Родись Эля в начале двадцатого века, быть бы ей или суфражисткой, или революционеркой. Клеймить, протестовать и греметь кандалами на каторге.

Жили пресловутые Павловские совсем недалеко, пешком – минут десять идти, не дольше. Хотя тут все жили недалеко, это тебе не мой любимый город, в котором расстояния измеряются пробками и пересадками. И скажу вам так – есть в этом что-то притягательное. Тишина, размеренность бытия, некое подобие стабильности, поскольку здесь меняться особо нечему и спешить особо некуда. Это то, чего у меня не было никогда и никогда не будет. Наверное.
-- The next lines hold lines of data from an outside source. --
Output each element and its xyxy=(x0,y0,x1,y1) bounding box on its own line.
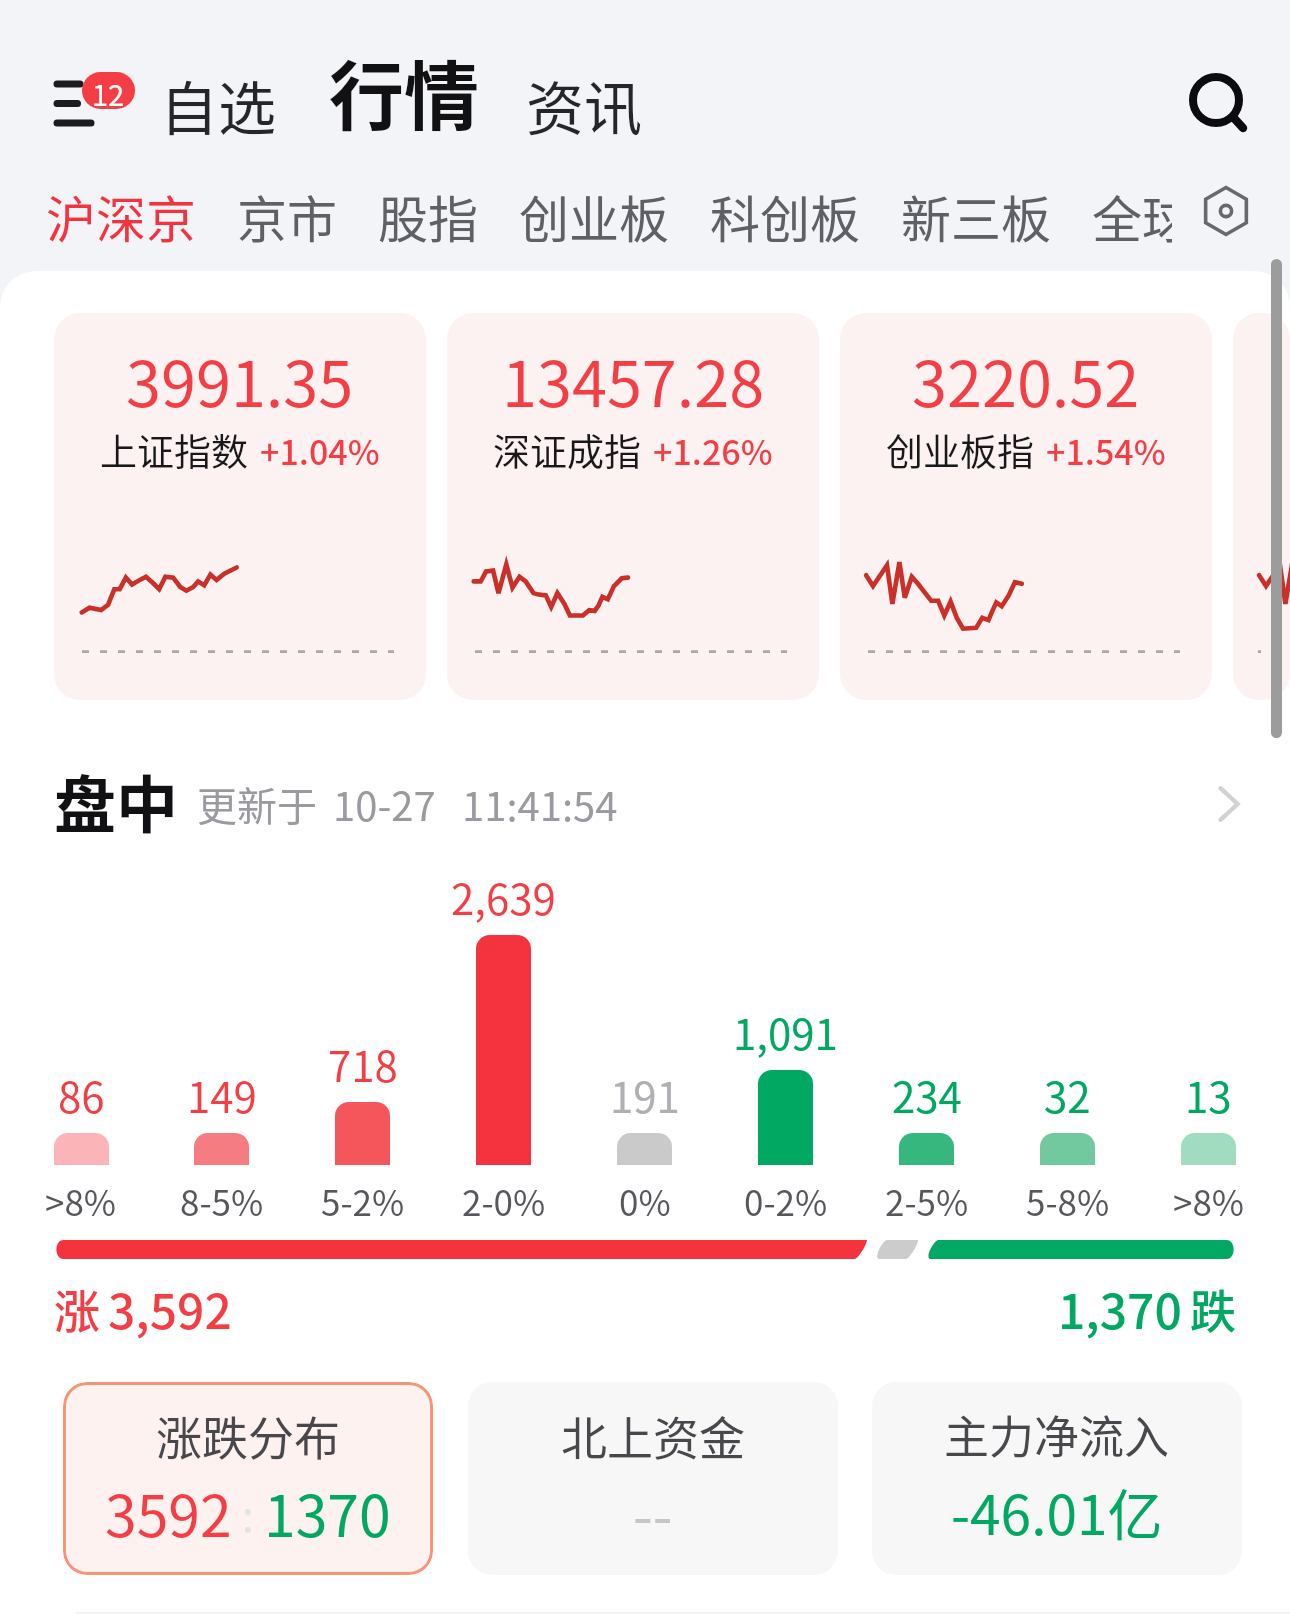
staticText: 自选 xyxy=(160,63,277,147)
staticText: 0-2% xyxy=(744,1175,828,1226)
staticText: 新三板 xyxy=(901,180,1051,252)
staticText: 149 xyxy=(187,1064,257,1125)
staticText: 3,592 xyxy=(108,1273,232,1343)
staticText: 1,091 xyxy=(733,1001,838,1062)
button[interactable] xyxy=(1233,313,1290,700)
staticText: 创业板指 xyxy=(886,423,1034,477)
staticText: 主力净流入 xyxy=(944,1402,1170,1467)
staticText: -46.01亿 xyxy=(951,1471,1163,1551)
staticText: 3220.52 xyxy=(912,334,1140,425)
staticText: +1.26% xyxy=(653,426,773,475)
staticText: 跌 xyxy=(1190,1275,1236,1342)
button[interactable]: Menu xyxy=(48,55,160,147)
staticText: 沪深京 xyxy=(46,180,196,252)
staticText: 京市 xyxy=(237,180,337,252)
button[interactable]: 资讯 xyxy=(526,63,643,147)
staticText: 创业板 xyxy=(519,180,669,252)
staticText: 2-5% xyxy=(885,1175,969,1226)
staticText: 11:41:54 xyxy=(462,775,618,833)
staticText: 行情 xyxy=(329,37,480,146)
staticText: 2,639 xyxy=(451,866,556,927)
staticText: 5-8% xyxy=(1026,1175,1110,1226)
button[interactable]: 京市 xyxy=(237,180,378,252)
staticText: 12 xyxy=(92,72,125,109)
staticText: 北上资金 xyxy=(561,1402,745,1469)
button[interactable]: 主力净流入 xyxy=(872,1382,1242,1575)
button[interactable]: 行情 xyxy=(329,37,480,146)
button[interactable]: 新三板 xyxy=(901,180,1092,252)
button[interactable]: 涨跌分布 xyxy=(63,1382,433,1575)
button[interactable]: 全球 xyxy=(1092,180,1233,252)
staticText: 13457.28 xyxy=(502,334,765,425)
staticText: 更新于 xyxy=(197,775,317,833)
button[interactable]: 北上资金 xyxy=(468,1382,838,1575)
staticText: 全球 xyxy=(1092,180,1192,252)
button[interactable]: 股指 xyxy=(378,180,519,252)
staticText: 涨 xyxy=(54,1275,100,1342)
staticText: 13 xyxy=(1185,1064,1232,1125)
staticText: 资讯 xyxy=(526,63,643,147)
staticText: 86 xyxy=(58,1064,105,1125)
staticText: 盘中 xyxy=(54,756,179,844)
staticText: 深证成指 xyxy=(493,423,641,477)
staticText: 10-27 xyxy=(333,775,436,833)
button[interactable]: 沪深京 xyxy=(46,180,237,252)
staticText: 涨跌分布 xyxy=(156,1402,340,1469)
staticText: +1.04% xyxy=(260,426,380,475)
button[interactable]: Settings xyxy=(1172,157,1280,265)
staticText: -- xyxy=(633,1471,673,1554)
staticText: 5-2% xyxy=(321,1175,405,1226)
button[interactable]: Search xyxy=(1166,43,1282,159)
staticText: 234 xyxy=(892,1064,962,1125)
staticText: >8% xyxy=(45,1175,117,1226)
staticText: 0% xyxy=(619,1175,671,1226)
staticText: 上证指数 xyxy=(100,423,248,477)
button[interactable]: 3220.52 xyxy=(840,313,1212,700)
staticText: 3991.35 xyxy=(126,334,354,425)
staticText: 3592 xyxy=(105,1471,232,1554)
staticText: 1,370 xyxy=(1058,1273,1182,1343)
staticText: 32 xyxy=(1044,1064,1091,1125)
staticText: 191 xyxy=(610,1064,680,1125)
button[interactable]: 创业板 xyxy=(519,180,710,252)
staticText: >8% xyxy=(1173,1175,1245,1226)
staticText: 718 xyxy=(328,1033,398,1094)
staticText: : xyxy=(232,1481,264,1545)
staticText: +1.54% xyxy=(1046,426,1166,475)
button[interactable]: 盘中 xyxy=(54,760,1246,848)
button[interactable]: 自选 xyxy=(160,63,277,147)
button[interactable]: 13457.28 xyxy=(447,313,819,700)
staticText: 2-0% xyxy=(462,1175,546,1226)
staticText: 股指 xyxy=(378,180,478,252)
button[interactable]: 3991.35 xyxy=(54,313,426,700)
staticText: 科创板 xyxy=(710,180,860,252)
button[interactable]: 科创板 xyxy=(710,180,901,252)
staticText: 8-5% xyxy=(180,1175,264,1226)
staticText: 1370 xyxy=(264,1471,391,1554)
Хотя, если откровенно, это философия человека, рожденного в городе который никогда не спит. Мы, дети мегаполисов, именно так и представляем себе тихую гавань, которая якобы является для нас некоей панацеей от стрессов, бега на разные дистанции и постоянных «дедлайнов». Мы думаем, что в таких городках и деревеньках мы сможем наконец остановиться, отдохнуть душой и, может быть, даже задуматься о смысле жизни, чтобы понять, что мы неверно существовали.

Чушь это все, чушь и придумки литераторов с кинематографистами. Здесь, если копнуть поглубже, наверное, кипят такие страсти, от которых Шекспир удавится.

Да и не сможем мы сменить среду обитания, как бы ни старались. Морская рыба не живет в стоячей воде. Если уж ты окунулся в круговорот бытия в большом городе – ты навек в нем останешься, если даже не телом, то душой наверняка. И пребывание в любом другом месте, даже самом тихом и прекрасном, будет для тебя восприниматься как отпуск, и не более того.

Элька забарабанила в дверь дома – очень красивую и качественно сделанную, сразу видно, что не теперешней работы. Она мне напомнила паркетины в кабинете Старика – на ней тоже было видно каждую жилочку дерева, надо думать, большой мастер такую дверь делал. Да и дом был добротный, хотя и очень старый.

– Умели раньше строить, – донеслось до меня от машины, как видно, охранники думали о том же.

Дверь распахнулась, на пороге стояла грудастая молодка.